Thursday, March 1, 2012

conceit.

Your religious views?
I'm born Catholic. I don't really agree with some of the Catholic beliefs but at the same time I'm really glad I was raised Catholic. My Momma used to make us go to church and for awhile I hated it but I understand why she did it. She wanted us to feel a sense of community and she wanted us to have a religious background, even if we didn't have the same beliefs. I appreciate that because even though I wouldn't consider myself a devout Catholic, it's nice to have faith in something. And there's things in my life that have happened to me that have made me believe in God. 
Have you ever self-harmed? Why?
I don't know really. I've never cut myself if that's what you're asking. 
Relationship with your father?
I love my daddy. He means the world to me. He has his flaws, but I do too. And at the end of the day, I know he wants what's best for me. 
Relationship with your mother?
It's complicated. I love Momma. We weren't close for a very long time and there's some things she's done that I don't think I'll ever really get over but at the end of the day she's my mother and I love her and she always has my best interest at heart. She's probably the most self-less person I know. She loves more unconditionally than any person I've ever met, to a fault actually. And I learned that from her, which isn't always a good thing. 
Is there someone in your life that you've been taking for granted?
I think that I take people for granted more than I'd like to. I wish I didn't but I know I do sometimes. I think we take for granted the people that mean the most to us because we just expect them to be there for us and to deal with out bullshit because we would for them. 
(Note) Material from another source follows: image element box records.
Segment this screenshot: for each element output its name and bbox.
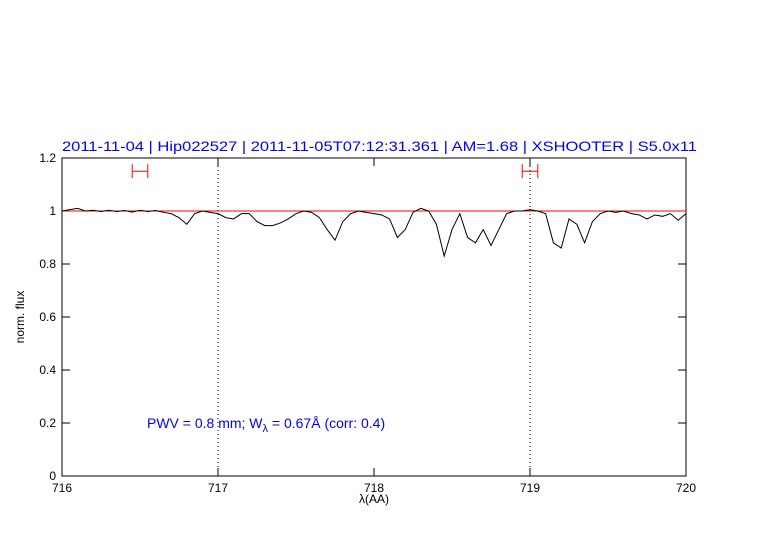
y-tick-label: 0.6 xyxy=(39,310,56,324)
y-axis-label: norm. flux xyxy=(13,291,27,344)
y-tick-label: 0.8 xyxy=(39,257,56,271)
x-axis-label: λ(AA) xyxy=(359,492,389,506)
x-tick-label: 719 xyxy=(520,481,540,495)
y-tick-label: 1.2 xyxy=(39,151,56,165)
x-tick-label: 717 xyxy=(208,481,228,495)
x-tick-label: 720 xyxy=(676,481,696,495)
x-tick-label: 716 xyxy=(52,481,72,495)
range-marker xyxy=(131,164,149,179)
spectrum-line xyxy=(61,207,687,258)
range-marker xyxy=(521,164,539,179)
y-tick-label: 0.4 xyxy=(39,363,56,377)
annotation-part: PWV = 0.8 mm; W xyxy=(147,415,263,431)
y-tick-label: 1 xyxy=(49,204,56,218)
annotation-part: λ xyxy=(263,423,269,435)
annotation: PWV = 0.8 mm; Wλ = 0.67Å (corr: 0.4) xyxy=(147,415,385,435)
x-tick-label: 718 xyxy=(364,481,384,495)
y-tick-label: 0.2 xyxy=(39,416,56,430)
chart-title: 2011-11-04 | Hip022527 | 2011-11-05T07:1… xyxy=(62,138,697,154)
annotation-part: = 0.67Å (corr: 0.4) xyxy=(268,415,385,431)
y-tick-label: 0 xyxy=(49,469,56,483)
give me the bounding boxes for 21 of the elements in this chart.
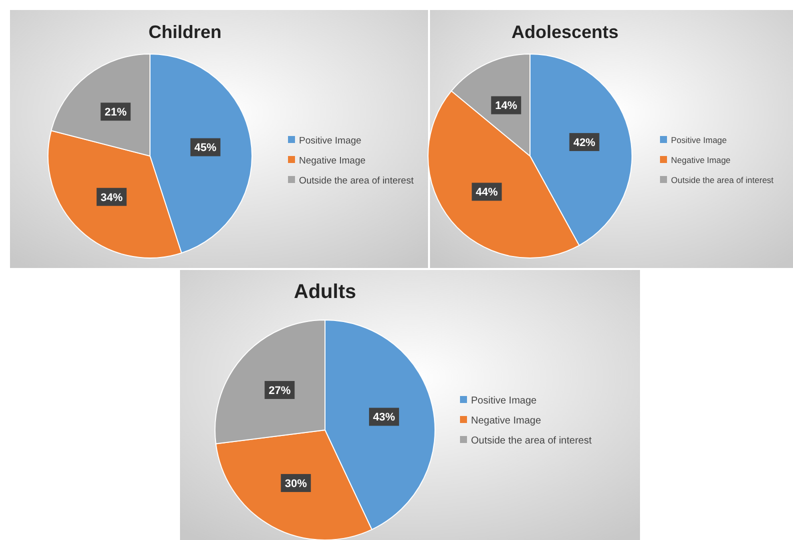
data-label: 27% bbox=[268, 384, 291, 397]
legend-label: Negative Image bbox=[671, 154, 731, 165]
legend-label: Outside the area of interest bbox=[471, 436, 592, 446]
data-label: 42% bbox=[573, 136, 596, 149]
legend-label: Positive Image bbox=[471, 396, 538, 406]
legend-label: Negative Image bbox=[471, 416, 542, 426]
legend-label: Outside the area of interest bbox=[671, 174, 774, 185]
data-label: 44% bbox=[476, 186, 498, 199]
legend-label: Negative Image bbox=[299, 155, 366, 166]
chart-title: Adolescents bbox=[511, 22, 619, 42]
data-label: 45% bbox=[194, 142, 217, 154]
chart-title: Children bbox=[148, 22, 222, 42]
chart-title: Adults bbox=[294, 281, 356, 303]
data-label: 43% bbox=[373, 412, 396, 424]
legend-label: Outside the area of interest bbox=[299, 175, 414, 186]
data-label: 14% bbox=[495, 100, 518, 112]
data-label: 30% bbox=[284, 478, 308, 490]
legend-label: Positive Image bbox=[299, 135, 362, 146]
legend-label: Positive Image bbox=[671, 134, 728, 145]
data-label: 21% bbox=[104, 106, 127, 119]
data-label: 34% bbox=[100, 192, 123, 204]
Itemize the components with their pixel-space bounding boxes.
Have you ever been bullied?
Yep, I had an eating disorder because of it. I got bullied quite a bit when I was younger and sadly, I started bullying people after I lived through that. I remember it clearly. Grade 6. KW called me tank and it caught on. A lot of people called me that and I've never been tiny and I have never been content with my size. And at some point in high school I remember him telling me that I should be proud of who I become and that I look much better but it still stayed with me. And at that point, I had an eating disorder already. Words are scary, kids are mean. 
What is your sexuality? 
I like boys. That's all there is too it. 
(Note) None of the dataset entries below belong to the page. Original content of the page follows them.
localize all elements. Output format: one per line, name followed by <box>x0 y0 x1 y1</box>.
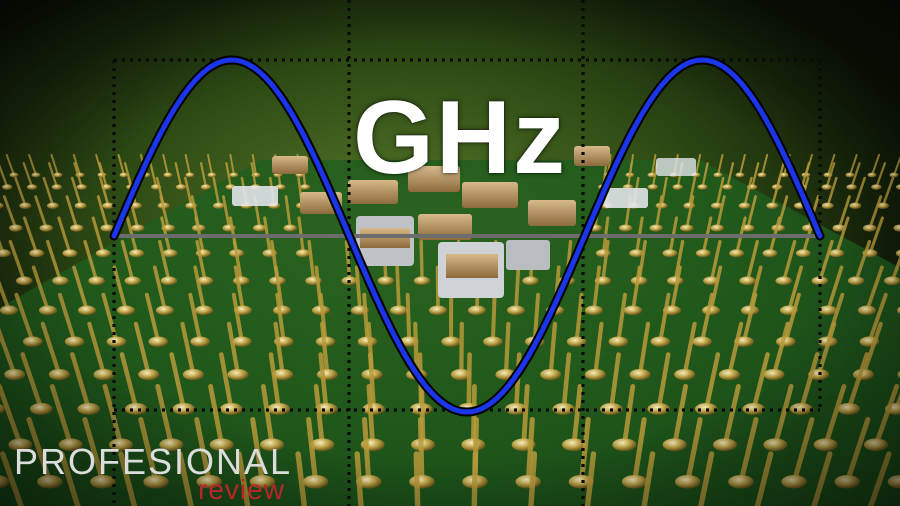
brand-subtitle: review <box>198 474 285 505</box>
brand-name: PROFESIONAL <box>14 441 293 482</box>
brand-watermark: PROFESIONAL review <box>14 444 304 504</box>
ghz-headline: GHz <box>353 80 567 196</box>
sine-wave <box>111 57 823 415</box>
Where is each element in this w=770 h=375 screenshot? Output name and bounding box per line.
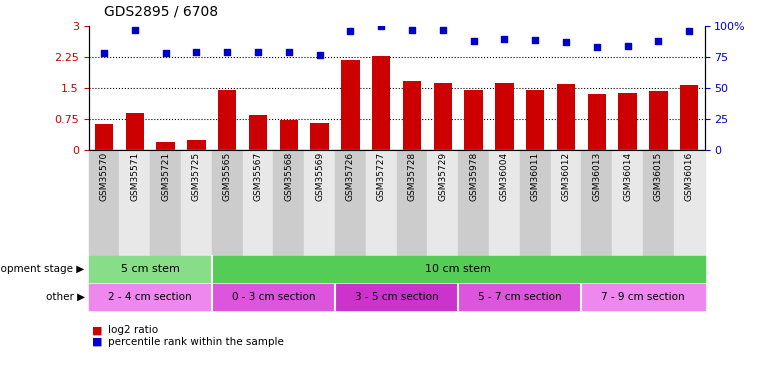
Point [621,43,634,49]
Bar [403,81,421,150]
Bar [126,113,144,150]
Point [560,39,572,45]
Point [467,38,480,44]
Text: log2 ratio: log2 ratio [108,326,158,335]
Point [406,27,418,33]
Bar [95,124,113,150]
Text: 7 - 9 cm section: 7 - 9 cm section [601,292,685,302]
Text: 5 cm stem: 5 cm stem [121,264,179,274]
Text: GSM35727: GSM35727 [377,152,386,201]
Point [129,27,141,33]
Point [375,23,387,29]
Text: GSM35568: GSM35568 [284,152,293,201]
Text: GSM36015: GSM36015 [654,152,663,201]
Point [98,51,110,57]
Text: 3 - 5 cm section: 3 - 5 cm section [355,292,438,302]
Point [221,49,233,55]
Text: GSM36011: GSM36011 [531,152,540,201]
Bar [557,84,575,150]
Point [283,49,295,55]
Bar [187,140,206,150]
Bar [526,90,544,150]
Text: GSM35570: GSM35570 [99,152,109,201]
Text: 2 - 4 cm section: 2 - 4 cm section [109,292,192,302]
Text: GSM36014: GSM36014 [623,152,632,201]
Point [159,51,172,57]
Text: development stage ▶: development stage ▶ [0,264,85,274]
Text: GSM35569: GSM35569 [315,152,324,201]
Bar [588,94,606,150]
Bar [156,142,175,150]
Text: GSM36012: GSM36012 [561,152,571,201]
Text: GSM35726: GSM35726 [346,152,355,201]
Bar [249,115,267,150]
Bar [310,123,329,150]
Bar [464,90,483,150]
Point [498,36,511,42]
Text: ■: ■ [92,337,103,346]
Bar [495,83,514,150]
Bar [680,85,698,150]
Bar [434,83,452,150]
Text: 5 - 7 cm section: 5 - 7 cm section [478,292,561,302]
Bar [341,60,360,150]
Bar [372,56,390,150]
Point [591,44,603,50]
Text: GSM35721: GSM35721 [161,152,170,201]
Text: 0 - 3 cm section: 0 - 3 cm section [232,292,315,302]
Point [683,28,695,34]
Point [190,49,203,55]
Text: ■: ■ [92,326,103,335]
Bar [280,120,298,150]
Text: GSM35565: GSM35565 [223,152,232,201]
Point [652,38,665,44]
Bar [649,92,668,150]
Bar [218,90,236,150]
Bar [618,93,637,150]
Text: other ▶: other ▶ [45,292,85,302]
Point [252,49,264,55]
Point [437,27,449,33]
Point [344,28,357,34]
Text: GSM35729: GSM35729 [438,152,447,201]
Text: GDS2895 / 6708: GDS2895 / 6708 [104,5,218,19]
Text: percentile rank within the sample: percentile rank within the sample [108,337,283,346]
Text: GSM35728: GSM35728 [407,152,417,201]
Text: GSM36004: GSM36004 [500,152,509,201]
Text: GSM35567: GSM35567 [253,152,263,201]
Point [529,37,541,43]
Text: GSM35978: GSM35978 [469,152,478,201]
Text: 10 cm stem: 10 cm stem [425,264,491,274]
Text: GSM36016: GSM36016 [685,152,694,201]
Text: GSM36013: GSM36013 [592,152,601,201]
Text: GSM35725: GSM35725 [192,152,201,201]
Text: GSM35571: GSM35571 [130,152,139,201]
Point [313,52,326,58]
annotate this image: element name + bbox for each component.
Who makes you the happiest? 
Mouse. Without a doubt. No one and nothing can cheer me up like the moment I see her smile or hear her laugh. 
What is the most heroic thing you've ever done?
I honestly don't know. I'm not very heroic. The most courageous thing I've ever done is tell number twelve the truth. Or apologizing to KM. Those were two of the most difficult things I've ever done. 
What calms you down when you're upset? 
The gym. Writing. Laying in the arms of a certain boy. 
Have you ever fallen in love?
Depends on the day you ask me. Today, I'd say yes. Tomorrow I might not admit it.  
Had your heart broken?
Oh yes. I think it's a different kind of break when it's a boy you love. That's more like a shatter your heart. But I think we break peoples hearts more than we want. We put little chips and cracks in and eventually the person who starts to glue all those chips back together breaks it. I am a firm believer that only one person has truly broken my heart. But to be fair, as has been pointed out to be before, he's really the only person I've given the ability/opportunity to break my heart because I don't let people in. 
Have you been betrayed in the past? 
Haven't we all? We've all been betrayed and we've all betrayed. 
Who do you miss the most?
I don't actually know really.  
Have you ever attempted suicide? 
Yes. In essence it's why I've held on to my friendship with LG as long as I have. I probably wouldn't have put up with some of her shit had she not saved my life. I tried more than once. It's a pretty scary place to be. To know that at any moment, you could take your own life. I'm glad I'm not there any more and I hope that I never feel like that again. And I'd like to think that this time I'd be smarter, stronger. I'd talk to someone and take the proper steps to deal with it in a more positive way. But in all honesty, I don't really let people close enough for that.  
Share a secret?
There are many things I want in this life. I'm an incredibly selfish person and I know that. But at the end of the day, all I really want in life is to find someone that loves me as unconditionally as I love them.